On 7/26/2011 6:45 PM, Marco Leise wrote:
I'm not into the details of ELF and object file stacks, but Gentoo Linux gives me some QA warnings about executable writable sections. A Gentoo hacker helped
me by writing a patch to dmd and the security warnings are now gone.

See http://d.puremagic.com/issues/show_bug.cgi?id=6387 for details.

I posted here to shed some light on the issue. GNU C closures need an executable stack, but D doesn't. Would there be any other feature that require executable
stacks?

Not at the moment.

Thank you for the info. That means when compiling the source this is a valid patch.

If yes, then an option to disable these features and make the stacks
non-executable would help. And why is it anyway that each object file has a
stack of it's own? I thought stacks were a per-thread thing?

Object files don't have their own stacks. I don't know what you're referring to.
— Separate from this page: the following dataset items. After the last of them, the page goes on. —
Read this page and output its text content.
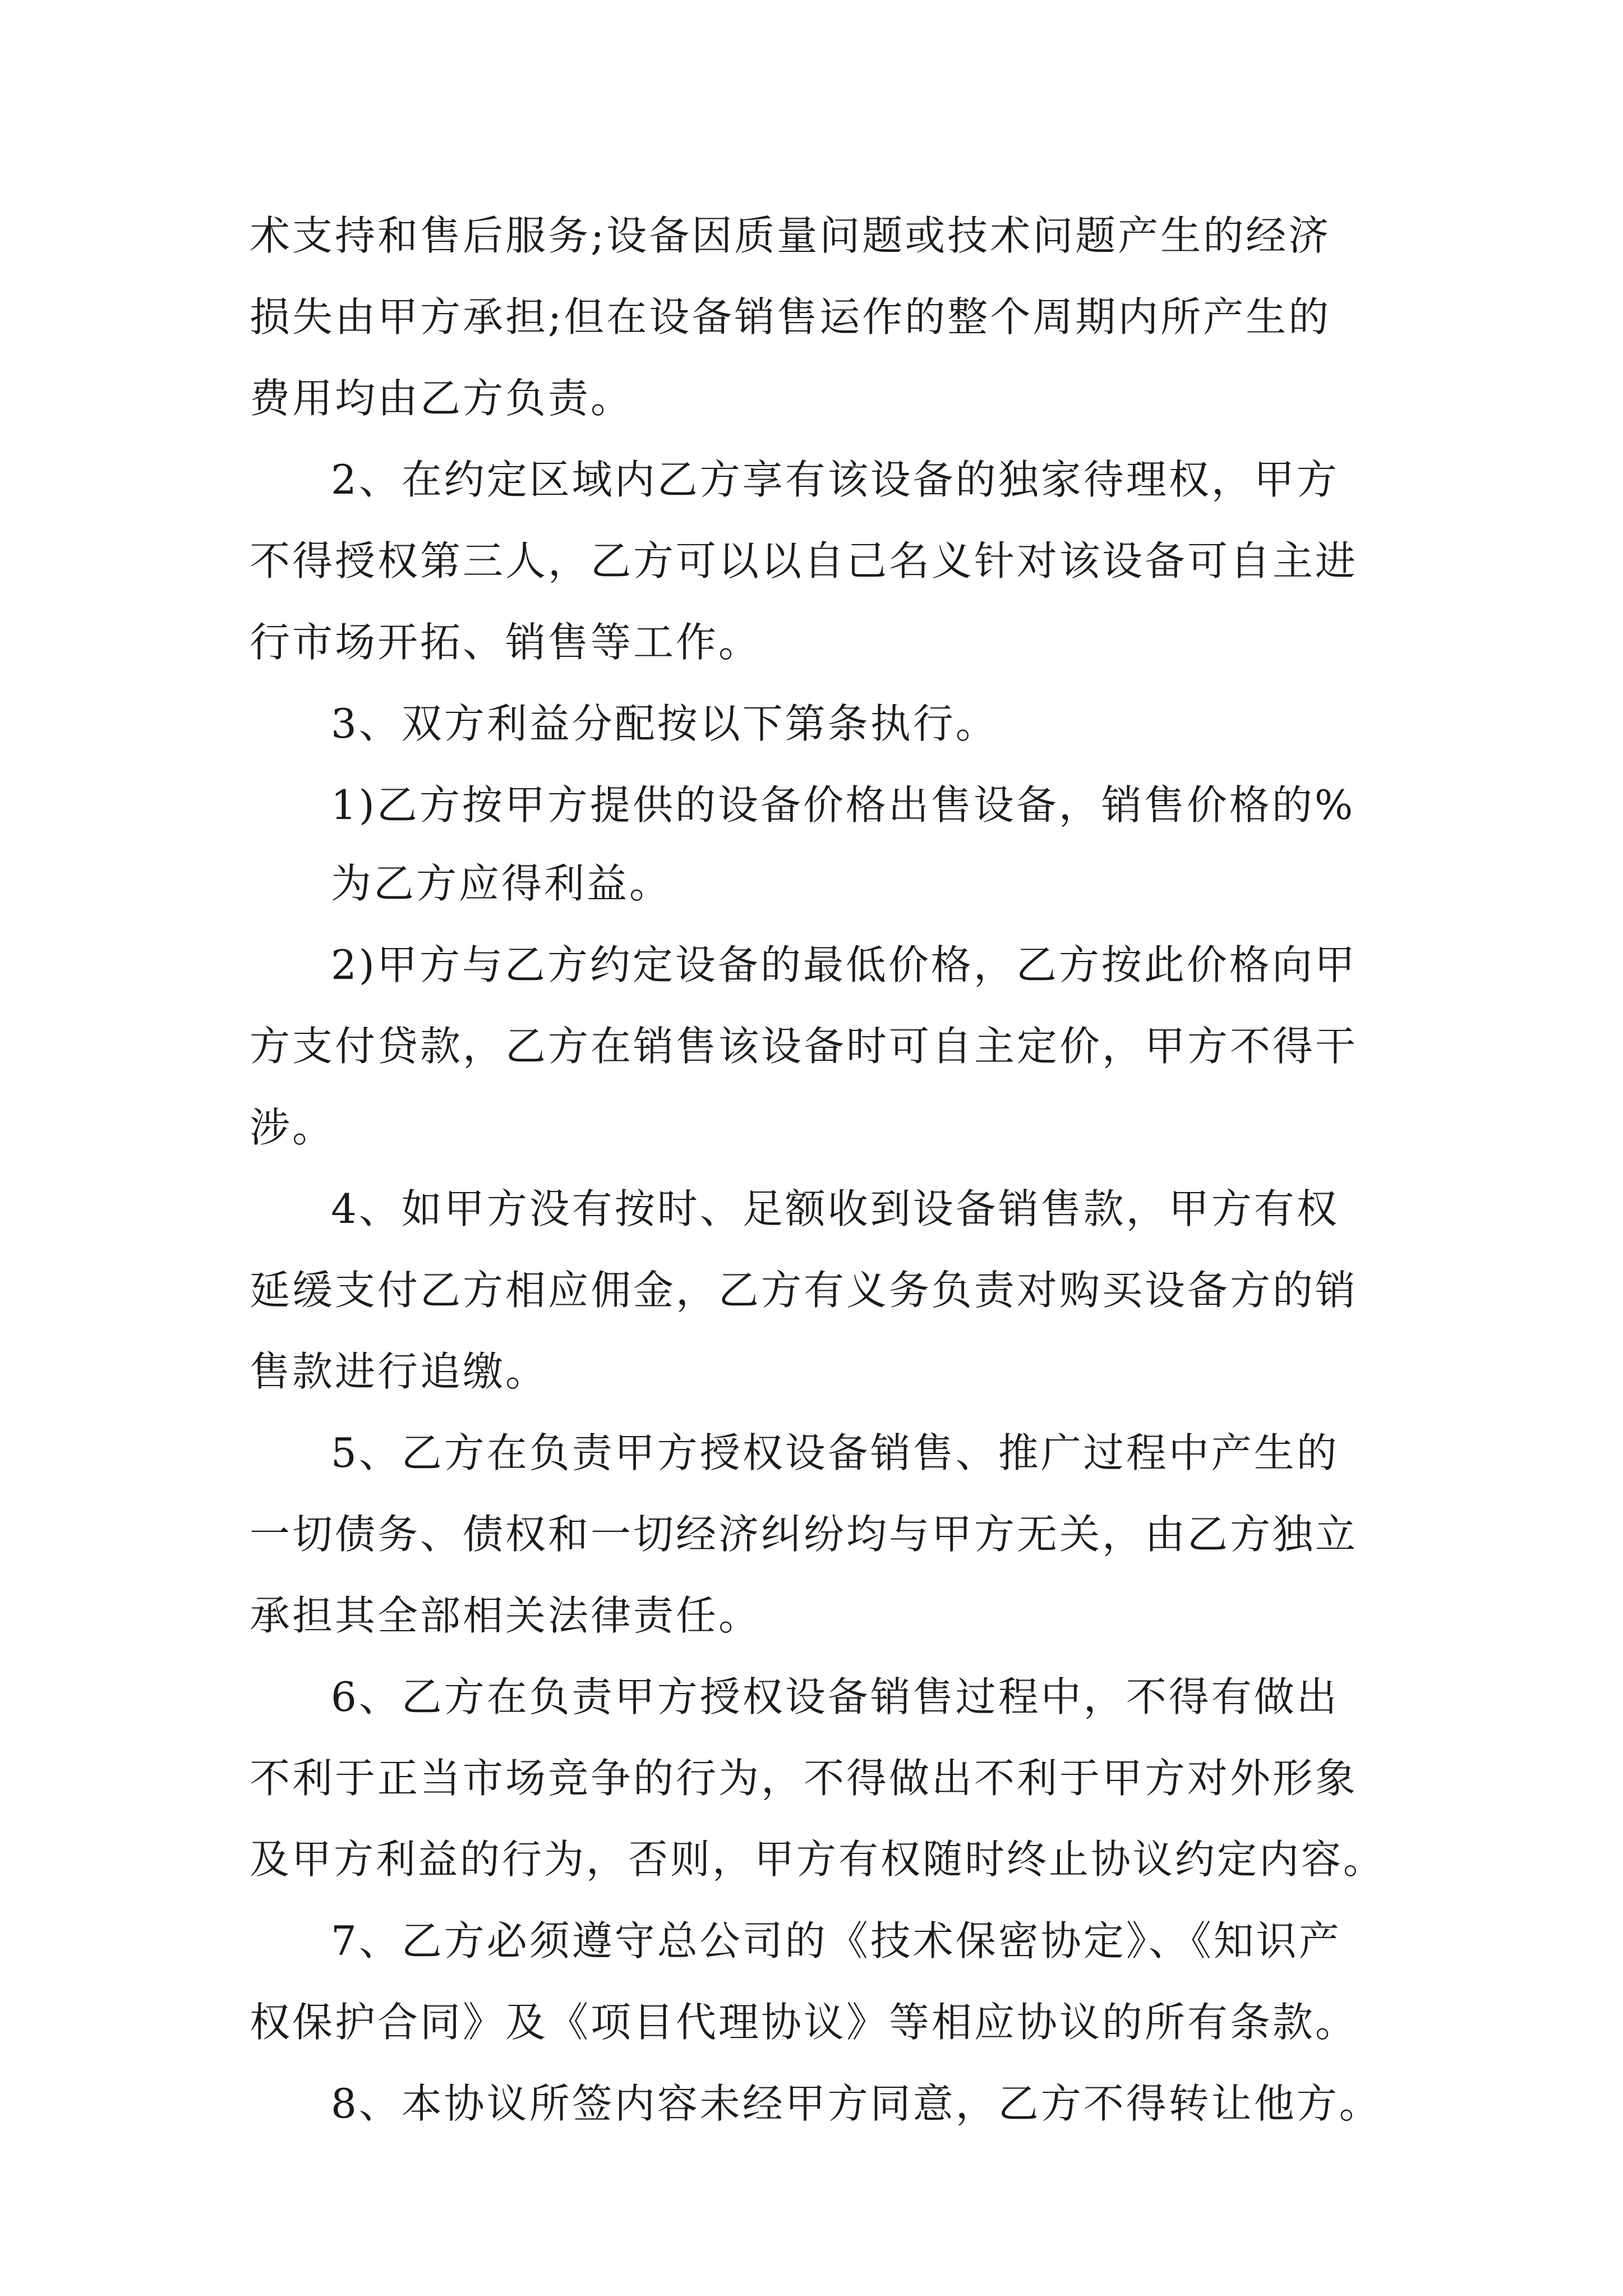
术支持和售后服务;设备因质量问题或技术问题产生的经济
损失由甲方承担;但在设备销售运作的整个周期内所产生的
费用均由乙方负责。
2、在约定区域内乙方享有该设备的独家待理权，甲方
不得授权第三人，乙方可以以自己名义针对该设备可自主进
行市场开拓、销售等工作。
3、双方利益分配按以下第条执行。
1)乙方按甲方提供的设备价格出售设备，销售价格的%
为乙方应得利益。
2)甲方与乙方约定设备的最低价格，乙方按此价格向甲
方支付贷款，乙方在销售该设备时可自主定价，甲方不得干
涉。
4、如甲方没有按时、足额收到设备销售款，甲方有权
延缓支付乙方相应佣金，乙方有义务负责对购买设备方的销
售款进行追缴。
5、乙方在负责甲方授权设备销售、推广过程中产生的
一切债务、债权和一切经济纠纷均与甲方无关，由乙方独立
承担其全部相关法律责任。
6、乙方在负责甲方授权设备销售过程中，不得有做出
不利于正当市场竞争的行为，不得做出不利于甲方对外形象
及甲方利益的行为，否则，甲方有权随时终止协议约定内容。
7、乙方必须遵守总公司的《技术保密协定》、《知识产
权保护合同》及《项目代理协议》等相应协议的所有条款。
8、本协议所签内容未经甲方同意，乙方不得转让他方。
I was wondering why scanelf was printing out lines for every object file in the libraries and read sentences like "Sure enough, these objects lack the .note.GNU-stack ELF section and they are linked into the final libsmpeg.so library." That made me assume that each object file can have this section and thus must have an own stack. Anyway me and Andrei wanted to at least notify you about this and that's done now. It seemed somewhat me, like when an old lady sees a fake website pop-up a virus warning.